Santiago, correspondance particulière. « J’en ai la chair de poule », sourit avec émotion Alberto. Les 5000 personnes qui suivent, dans les rues de Santiago, le cercueil de Victor Jara, reprennent en chœur, d’une même voix, les chansons du chanteur compositeur communiste.
« Ce qui m’étonne le plus, à moi qui l’ait connu, souligne Elena Rojas, militante communiste de soixante-sept ans, ce sont tous ces jeunes qui sont venus lui rendre un dernier hommage. » Sous le soleil qui tape, la foule est bigarrée. Beaucoup de jeunes, des personnes âgées sur leur trente et un, des chanteurs de rue, des danseurs, des familles, un œillet rouge dans la main.

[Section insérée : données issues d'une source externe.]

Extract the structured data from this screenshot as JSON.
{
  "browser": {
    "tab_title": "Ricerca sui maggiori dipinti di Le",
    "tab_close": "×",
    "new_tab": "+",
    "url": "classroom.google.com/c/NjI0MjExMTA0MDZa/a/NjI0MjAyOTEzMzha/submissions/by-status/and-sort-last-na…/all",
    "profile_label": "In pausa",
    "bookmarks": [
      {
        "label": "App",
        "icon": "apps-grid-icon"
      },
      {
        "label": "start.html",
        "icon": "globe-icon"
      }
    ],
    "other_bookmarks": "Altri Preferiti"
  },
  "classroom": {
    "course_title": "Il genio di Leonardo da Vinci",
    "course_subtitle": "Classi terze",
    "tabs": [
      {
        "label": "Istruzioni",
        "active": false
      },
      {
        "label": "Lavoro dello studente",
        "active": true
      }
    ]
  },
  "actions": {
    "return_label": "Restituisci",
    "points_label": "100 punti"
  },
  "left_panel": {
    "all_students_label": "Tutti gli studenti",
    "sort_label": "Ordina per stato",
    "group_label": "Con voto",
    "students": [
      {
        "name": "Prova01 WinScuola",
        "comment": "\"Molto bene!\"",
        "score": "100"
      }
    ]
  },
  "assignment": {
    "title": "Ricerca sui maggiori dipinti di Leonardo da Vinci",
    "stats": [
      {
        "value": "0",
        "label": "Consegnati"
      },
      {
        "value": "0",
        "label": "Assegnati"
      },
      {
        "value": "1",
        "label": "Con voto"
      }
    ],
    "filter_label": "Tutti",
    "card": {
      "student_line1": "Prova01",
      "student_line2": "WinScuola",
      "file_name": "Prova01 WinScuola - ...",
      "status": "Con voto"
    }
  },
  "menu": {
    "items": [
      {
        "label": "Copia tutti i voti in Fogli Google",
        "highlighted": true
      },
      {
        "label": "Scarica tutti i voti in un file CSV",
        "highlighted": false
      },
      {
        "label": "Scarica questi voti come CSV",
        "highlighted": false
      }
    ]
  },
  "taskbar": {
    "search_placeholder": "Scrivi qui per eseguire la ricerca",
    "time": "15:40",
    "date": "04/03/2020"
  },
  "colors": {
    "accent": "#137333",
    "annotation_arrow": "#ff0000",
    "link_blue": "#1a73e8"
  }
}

« Je n’étais même pas né quand il a été assassiné, souligne Mariano, qui a quinze ans. Ce sont mes parents qui l’écoutaient beaucoup quand j’étais enfant. Maintenant, c’est moi qui l’écoute ! »
Comme l’explique Rodrigo Nuñez, depuis dix ans « payador », chanteur poète de rue, « Victor Jara, c’est le saint patron des chanteurs, il n’y a pas un seul Chilien qui ait commencé à chanter et à gratter sa guitare sans ses chansons ! » Il y a trente-six ans, le 18 septembre 1973, seules trois personnes, sans fleurs ni chants, enterraient Victor Jara.
« C’est grâce à un fonctionnaire du registre civil qui a reconnu Victor Jara à la morgue, que son corps n’a pas été lancé dans une fosse commune et que Victor n’est pas devenu un des disparus de la dictature, souligne Gloria König, directrice de la fondation Victor-Jara. Il manquait des obsèques populaires à cet immense personnage, qui a révolutionné la musique folklorique chilienne et le théâtre, qui s’est engagé pour son peuple corps, âme et art. »
La fondation, soutenue par la famille de Victor, a ouvert jeudi et vendredi ses portes pour une veillée funèbre nuit et jour, où chacun a pu lui rendre un dernier hommage en silence.
En chanson, c’était aussi possible devant la fondation, sur la place Brésil, où était ouverte une scène. Des milliers d’anonymes et de personnalités de la musique, du cinéma, du monde politique y ont assisté. « Ce ne sont pas des obsèques normales, a remercié Joan Turner, la veuve de Victor. C’est un acte d’amour et un deuil pour tous nos morts. »
Et la présidente Michelle Bachelet, présente également, d’ajouter : « C’est vrai que Victor Jara vit dans le cœur de son peuple. “Victor Jara présente !” » Trente-six ans après son assassinat, Victor a reçu l’adieu populaire qu’il méritait. Seul manque désormais que justice soit faite.